A fully automated, on demand, personalized con man, ready to lie to you about any topic you want doesn’t really seem like an ideal product. I don’t think that’s what the developers of these LLMs set out to make when they created them either. However, I’ve seen this behavior to a certain extent in every LLM I’ve interacted with. One of my favorite examples was a particularly small-parameter version of Llama (I believe it was Llama-3.1-8B) confidently insisting to me that Walt Disney invented the Matterhorn (like, the actual mountain) for Disneyland. Now, this is something along the lines of what people have been calling “hallucinations” in LLMs, but the fact that it would not admit that it was wrong when confronted and used confident language to try to convince me that it was right, is what pushes that particular case across the boundary to what I would call “con-behavior”. Assertiveness is not always a property of this behavior, though. Lately, OpenAI (and I’m sure other developers) have been training their LLMs to be more “agreeable” and to acquiesce to the user more often. This doesn’t eliminate this con-behavior, though. I’d like to show you another example of this con-behavior that is much more problematic.

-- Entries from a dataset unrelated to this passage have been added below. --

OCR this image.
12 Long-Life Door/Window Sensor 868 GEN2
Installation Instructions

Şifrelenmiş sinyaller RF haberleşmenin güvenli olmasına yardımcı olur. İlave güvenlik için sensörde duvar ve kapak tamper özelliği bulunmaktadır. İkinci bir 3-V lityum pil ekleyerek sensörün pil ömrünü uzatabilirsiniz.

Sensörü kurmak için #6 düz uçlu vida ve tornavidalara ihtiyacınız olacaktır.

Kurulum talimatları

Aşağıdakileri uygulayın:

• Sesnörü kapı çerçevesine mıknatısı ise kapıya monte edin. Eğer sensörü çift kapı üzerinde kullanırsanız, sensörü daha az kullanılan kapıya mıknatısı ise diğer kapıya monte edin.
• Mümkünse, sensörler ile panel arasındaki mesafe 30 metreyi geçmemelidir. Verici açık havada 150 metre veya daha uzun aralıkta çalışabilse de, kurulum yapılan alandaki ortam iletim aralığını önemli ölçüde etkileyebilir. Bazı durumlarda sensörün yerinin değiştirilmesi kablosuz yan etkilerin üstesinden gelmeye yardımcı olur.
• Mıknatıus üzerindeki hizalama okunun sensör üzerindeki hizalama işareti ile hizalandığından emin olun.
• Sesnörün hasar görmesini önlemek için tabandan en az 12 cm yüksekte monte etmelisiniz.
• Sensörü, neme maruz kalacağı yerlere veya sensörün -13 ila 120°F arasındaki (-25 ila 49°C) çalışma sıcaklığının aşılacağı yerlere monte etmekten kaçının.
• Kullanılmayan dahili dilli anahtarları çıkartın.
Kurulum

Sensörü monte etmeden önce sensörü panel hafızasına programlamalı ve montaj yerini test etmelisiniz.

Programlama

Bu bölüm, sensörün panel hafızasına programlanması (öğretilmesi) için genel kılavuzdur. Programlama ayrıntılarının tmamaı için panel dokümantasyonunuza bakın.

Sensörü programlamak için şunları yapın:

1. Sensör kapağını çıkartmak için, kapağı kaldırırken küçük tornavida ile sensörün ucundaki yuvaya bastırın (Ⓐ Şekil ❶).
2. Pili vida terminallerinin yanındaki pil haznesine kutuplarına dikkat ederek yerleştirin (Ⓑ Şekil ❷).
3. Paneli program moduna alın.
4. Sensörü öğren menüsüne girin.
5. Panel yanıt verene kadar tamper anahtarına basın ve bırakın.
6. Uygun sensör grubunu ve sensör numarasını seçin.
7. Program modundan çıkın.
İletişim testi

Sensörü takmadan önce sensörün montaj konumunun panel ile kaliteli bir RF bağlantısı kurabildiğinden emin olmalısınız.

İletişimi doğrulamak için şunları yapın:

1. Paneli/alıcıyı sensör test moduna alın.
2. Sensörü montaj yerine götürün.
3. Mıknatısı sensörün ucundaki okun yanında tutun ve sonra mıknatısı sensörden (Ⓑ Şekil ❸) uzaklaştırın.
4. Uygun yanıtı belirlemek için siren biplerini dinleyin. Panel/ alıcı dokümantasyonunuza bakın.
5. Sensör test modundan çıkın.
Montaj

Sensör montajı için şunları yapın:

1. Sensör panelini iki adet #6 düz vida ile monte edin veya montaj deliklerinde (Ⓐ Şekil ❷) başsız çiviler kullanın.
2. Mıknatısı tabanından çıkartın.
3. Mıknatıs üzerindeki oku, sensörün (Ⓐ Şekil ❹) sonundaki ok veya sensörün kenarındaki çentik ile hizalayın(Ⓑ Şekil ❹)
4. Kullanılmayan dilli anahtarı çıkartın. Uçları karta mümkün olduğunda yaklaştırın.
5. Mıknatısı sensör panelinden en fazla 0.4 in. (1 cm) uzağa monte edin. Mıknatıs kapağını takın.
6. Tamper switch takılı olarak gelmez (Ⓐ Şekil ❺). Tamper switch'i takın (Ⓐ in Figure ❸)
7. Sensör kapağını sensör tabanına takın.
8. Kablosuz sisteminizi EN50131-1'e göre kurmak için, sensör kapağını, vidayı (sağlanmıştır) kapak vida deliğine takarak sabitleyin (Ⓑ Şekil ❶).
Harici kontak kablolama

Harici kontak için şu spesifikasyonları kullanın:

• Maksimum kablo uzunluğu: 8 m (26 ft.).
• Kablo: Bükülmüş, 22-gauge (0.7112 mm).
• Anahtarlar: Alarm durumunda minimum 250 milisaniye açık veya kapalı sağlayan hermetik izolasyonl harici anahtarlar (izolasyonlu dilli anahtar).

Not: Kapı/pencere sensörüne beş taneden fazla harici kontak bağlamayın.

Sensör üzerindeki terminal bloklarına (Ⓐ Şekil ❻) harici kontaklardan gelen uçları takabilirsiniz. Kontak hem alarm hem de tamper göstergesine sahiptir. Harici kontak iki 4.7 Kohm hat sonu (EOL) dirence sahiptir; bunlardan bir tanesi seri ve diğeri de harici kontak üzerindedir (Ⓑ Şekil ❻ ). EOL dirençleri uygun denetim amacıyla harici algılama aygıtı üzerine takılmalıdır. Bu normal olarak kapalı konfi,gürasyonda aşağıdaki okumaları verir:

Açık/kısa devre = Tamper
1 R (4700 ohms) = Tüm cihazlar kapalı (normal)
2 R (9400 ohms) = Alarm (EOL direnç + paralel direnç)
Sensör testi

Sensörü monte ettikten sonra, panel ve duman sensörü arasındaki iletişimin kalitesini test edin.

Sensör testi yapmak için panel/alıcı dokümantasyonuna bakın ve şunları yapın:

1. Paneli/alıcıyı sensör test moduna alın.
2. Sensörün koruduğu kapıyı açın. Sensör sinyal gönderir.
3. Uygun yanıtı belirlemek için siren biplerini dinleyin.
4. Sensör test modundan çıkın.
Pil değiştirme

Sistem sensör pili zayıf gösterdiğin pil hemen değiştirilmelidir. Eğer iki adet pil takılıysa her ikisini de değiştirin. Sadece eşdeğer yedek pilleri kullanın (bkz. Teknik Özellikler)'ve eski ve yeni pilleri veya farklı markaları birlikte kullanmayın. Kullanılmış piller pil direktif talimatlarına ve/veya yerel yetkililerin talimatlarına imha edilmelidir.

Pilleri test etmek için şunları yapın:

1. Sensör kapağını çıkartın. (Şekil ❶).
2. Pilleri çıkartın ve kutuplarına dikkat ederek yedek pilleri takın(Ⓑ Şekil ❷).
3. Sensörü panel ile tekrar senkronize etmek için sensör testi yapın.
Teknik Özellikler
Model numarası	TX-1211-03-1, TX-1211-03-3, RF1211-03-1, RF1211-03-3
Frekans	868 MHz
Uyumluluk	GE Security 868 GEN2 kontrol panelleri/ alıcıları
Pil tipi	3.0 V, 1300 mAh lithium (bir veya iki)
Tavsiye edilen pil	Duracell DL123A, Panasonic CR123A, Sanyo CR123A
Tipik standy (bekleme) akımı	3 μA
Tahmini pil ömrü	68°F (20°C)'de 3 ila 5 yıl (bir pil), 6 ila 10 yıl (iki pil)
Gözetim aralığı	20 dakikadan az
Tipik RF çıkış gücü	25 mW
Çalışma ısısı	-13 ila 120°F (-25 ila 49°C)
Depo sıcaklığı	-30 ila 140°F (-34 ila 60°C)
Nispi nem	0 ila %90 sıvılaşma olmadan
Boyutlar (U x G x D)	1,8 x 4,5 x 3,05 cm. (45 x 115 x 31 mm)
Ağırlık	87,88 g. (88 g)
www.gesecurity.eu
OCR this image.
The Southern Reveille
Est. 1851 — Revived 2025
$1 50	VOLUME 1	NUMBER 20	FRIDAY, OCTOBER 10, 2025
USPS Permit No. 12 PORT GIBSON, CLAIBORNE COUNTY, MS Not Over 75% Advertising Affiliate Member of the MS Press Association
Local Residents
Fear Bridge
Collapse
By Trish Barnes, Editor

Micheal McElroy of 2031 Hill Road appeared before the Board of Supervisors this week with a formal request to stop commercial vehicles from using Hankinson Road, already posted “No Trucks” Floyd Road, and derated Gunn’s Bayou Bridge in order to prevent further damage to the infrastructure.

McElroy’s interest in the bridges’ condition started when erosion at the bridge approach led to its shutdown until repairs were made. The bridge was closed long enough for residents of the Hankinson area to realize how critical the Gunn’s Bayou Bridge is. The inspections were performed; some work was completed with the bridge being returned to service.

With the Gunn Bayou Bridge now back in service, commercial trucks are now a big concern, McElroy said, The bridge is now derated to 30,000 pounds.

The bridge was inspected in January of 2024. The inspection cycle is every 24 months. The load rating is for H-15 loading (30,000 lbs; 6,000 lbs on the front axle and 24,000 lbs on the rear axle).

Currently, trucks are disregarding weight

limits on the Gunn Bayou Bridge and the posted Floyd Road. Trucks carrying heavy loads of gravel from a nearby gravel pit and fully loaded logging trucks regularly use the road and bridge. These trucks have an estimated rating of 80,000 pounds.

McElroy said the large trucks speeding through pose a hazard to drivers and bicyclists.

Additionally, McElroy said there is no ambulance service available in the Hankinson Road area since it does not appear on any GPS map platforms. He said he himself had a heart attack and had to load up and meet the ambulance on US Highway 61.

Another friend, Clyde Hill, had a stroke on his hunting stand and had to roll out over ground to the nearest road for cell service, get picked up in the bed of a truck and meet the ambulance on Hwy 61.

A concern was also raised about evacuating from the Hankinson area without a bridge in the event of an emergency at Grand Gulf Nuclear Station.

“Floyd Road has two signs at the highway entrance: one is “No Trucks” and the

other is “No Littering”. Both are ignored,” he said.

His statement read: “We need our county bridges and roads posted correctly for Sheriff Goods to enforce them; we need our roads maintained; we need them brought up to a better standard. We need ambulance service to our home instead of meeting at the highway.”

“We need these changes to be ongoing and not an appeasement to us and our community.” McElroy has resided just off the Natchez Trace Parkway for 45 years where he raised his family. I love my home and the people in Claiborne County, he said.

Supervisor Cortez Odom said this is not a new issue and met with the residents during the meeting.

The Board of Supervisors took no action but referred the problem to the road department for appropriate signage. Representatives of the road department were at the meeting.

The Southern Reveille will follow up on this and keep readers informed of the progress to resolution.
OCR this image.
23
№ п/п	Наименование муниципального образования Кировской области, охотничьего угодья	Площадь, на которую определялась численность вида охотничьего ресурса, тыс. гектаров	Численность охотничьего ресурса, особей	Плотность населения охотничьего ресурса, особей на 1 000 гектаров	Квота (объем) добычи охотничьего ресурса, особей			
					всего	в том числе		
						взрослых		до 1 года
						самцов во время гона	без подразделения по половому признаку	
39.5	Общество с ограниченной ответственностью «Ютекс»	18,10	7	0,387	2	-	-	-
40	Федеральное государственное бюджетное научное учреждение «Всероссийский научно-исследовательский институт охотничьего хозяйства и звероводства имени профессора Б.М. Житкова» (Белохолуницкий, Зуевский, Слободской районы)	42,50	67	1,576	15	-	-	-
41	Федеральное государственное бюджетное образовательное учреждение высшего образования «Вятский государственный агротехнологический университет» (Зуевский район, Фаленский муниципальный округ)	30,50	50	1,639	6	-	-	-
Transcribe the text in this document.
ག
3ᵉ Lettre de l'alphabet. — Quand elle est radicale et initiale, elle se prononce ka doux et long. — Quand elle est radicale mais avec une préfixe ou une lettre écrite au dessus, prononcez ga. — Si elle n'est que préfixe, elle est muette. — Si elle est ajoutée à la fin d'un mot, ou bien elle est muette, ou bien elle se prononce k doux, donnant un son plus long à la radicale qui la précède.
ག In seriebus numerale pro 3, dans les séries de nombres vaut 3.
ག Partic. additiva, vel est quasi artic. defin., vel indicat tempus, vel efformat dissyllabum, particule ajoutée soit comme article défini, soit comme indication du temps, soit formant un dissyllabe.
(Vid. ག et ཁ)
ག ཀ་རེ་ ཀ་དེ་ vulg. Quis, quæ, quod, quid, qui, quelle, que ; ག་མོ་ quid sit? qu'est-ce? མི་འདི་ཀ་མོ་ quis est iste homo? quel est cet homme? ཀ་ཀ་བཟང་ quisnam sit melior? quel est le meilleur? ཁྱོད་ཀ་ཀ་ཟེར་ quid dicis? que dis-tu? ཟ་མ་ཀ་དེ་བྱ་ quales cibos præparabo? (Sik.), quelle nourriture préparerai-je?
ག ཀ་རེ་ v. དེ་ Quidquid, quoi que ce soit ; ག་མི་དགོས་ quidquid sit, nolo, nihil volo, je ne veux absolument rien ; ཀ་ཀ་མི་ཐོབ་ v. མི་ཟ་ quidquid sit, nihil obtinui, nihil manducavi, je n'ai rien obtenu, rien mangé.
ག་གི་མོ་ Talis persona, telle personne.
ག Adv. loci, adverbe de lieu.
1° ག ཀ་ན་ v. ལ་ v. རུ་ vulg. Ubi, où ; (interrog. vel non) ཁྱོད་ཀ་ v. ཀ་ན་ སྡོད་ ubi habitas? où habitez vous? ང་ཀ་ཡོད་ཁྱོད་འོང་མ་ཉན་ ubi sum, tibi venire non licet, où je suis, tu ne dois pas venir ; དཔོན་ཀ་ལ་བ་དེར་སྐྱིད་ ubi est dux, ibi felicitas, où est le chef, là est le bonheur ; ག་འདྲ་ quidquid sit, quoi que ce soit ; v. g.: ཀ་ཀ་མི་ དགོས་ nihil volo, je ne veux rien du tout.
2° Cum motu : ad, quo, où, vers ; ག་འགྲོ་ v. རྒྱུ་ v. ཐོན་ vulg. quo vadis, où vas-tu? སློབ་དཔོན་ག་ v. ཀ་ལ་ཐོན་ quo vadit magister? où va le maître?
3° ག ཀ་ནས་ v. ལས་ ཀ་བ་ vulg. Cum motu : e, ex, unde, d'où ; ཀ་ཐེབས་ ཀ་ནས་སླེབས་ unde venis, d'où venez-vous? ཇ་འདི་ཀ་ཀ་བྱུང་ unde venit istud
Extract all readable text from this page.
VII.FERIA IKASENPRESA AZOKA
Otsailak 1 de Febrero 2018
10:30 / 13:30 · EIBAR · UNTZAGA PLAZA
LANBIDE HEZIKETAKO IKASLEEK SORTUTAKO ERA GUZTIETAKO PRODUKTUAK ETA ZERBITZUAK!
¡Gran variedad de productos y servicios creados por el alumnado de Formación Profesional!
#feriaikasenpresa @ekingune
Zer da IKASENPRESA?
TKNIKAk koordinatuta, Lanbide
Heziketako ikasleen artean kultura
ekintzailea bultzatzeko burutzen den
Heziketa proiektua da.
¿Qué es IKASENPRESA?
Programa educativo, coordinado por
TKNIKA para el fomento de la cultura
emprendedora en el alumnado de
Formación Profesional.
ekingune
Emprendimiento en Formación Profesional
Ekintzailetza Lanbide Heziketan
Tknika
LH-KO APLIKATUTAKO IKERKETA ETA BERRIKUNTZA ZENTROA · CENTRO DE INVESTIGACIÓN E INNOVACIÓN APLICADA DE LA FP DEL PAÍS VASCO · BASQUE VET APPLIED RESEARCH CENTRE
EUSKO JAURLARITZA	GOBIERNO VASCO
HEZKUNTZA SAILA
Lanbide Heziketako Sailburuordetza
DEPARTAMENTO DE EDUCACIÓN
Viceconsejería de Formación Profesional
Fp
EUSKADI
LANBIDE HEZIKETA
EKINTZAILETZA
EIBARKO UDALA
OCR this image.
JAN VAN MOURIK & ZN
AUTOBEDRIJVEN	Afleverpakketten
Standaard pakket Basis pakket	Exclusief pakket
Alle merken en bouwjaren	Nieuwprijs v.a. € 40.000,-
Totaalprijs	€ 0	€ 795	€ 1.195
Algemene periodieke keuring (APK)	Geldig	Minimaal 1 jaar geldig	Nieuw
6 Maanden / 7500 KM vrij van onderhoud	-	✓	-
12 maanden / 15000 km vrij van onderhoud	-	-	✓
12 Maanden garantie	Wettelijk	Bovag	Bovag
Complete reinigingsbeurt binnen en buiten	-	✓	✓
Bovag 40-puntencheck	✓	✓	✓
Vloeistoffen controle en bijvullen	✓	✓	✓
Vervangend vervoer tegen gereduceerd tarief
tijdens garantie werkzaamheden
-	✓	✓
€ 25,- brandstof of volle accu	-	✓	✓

It’s no more a conman than the average person. The problem is that people consider it an oracle of truth and get shocked when they discover it can be just as deceitful as the next person.
All it takes for people is to run the same question by different AI models get conflicting answers to see the difference and understand that at least one of the answers is wrong.
But alas…
Just don’t use it. Duh.
Yeah people talk about them replacing employees, but if you had an employee that wrote reports using random made-up facts if they didn’t know something, presented them as completely true and insisted they were true even when found out and presented with direct evidence to the contrary, and occasionally would wildly hallucinate and spout gibberish for seemingly no reason at all, I don’t think they’d last that long.
They could be president of the United States
This is the best mood succinct comment on this I’ve ever read.
Yes this was a specific problem with Gemini. They obviously tried to over correct for hallucinations and being too gullible, but it ended up making it certain of its hallucinations.
Hallucination rate for their latest model is 0.7%
https://github.com/vectara/hallucination-leaderboard
Should be <0.1% within a year
Hallucinations when summarizing are significantly lower than when generating code (since the original document would be in context)
LLMs are specifically and exclusively designed to appeal to investors. once you accept that as fact, the rest just all falls into place.
Yeah Gen AI is a great demo with very limited real world applications. It’s like showing a website with pretty graphs and playholder text. It converts potential but in that state has very limited functionality to real people.
It told me Biden won the 2024 election. I thought I landed in an alternate timeline.
it told me how trump stole the election, and gave a step by step analysis on how they used AI and billionaire backing to do it, how they would have hacked the voting machines, astroturfef movements and groups, use bots to sway opinions, robo calls to confuse voters, and of course a shit load of automated propaganda, among other tactics. the conversation is no longer present on my profile, and i didnt delete it myself.
hallucination or not, thats whack.
Can we go there? can you show me the way?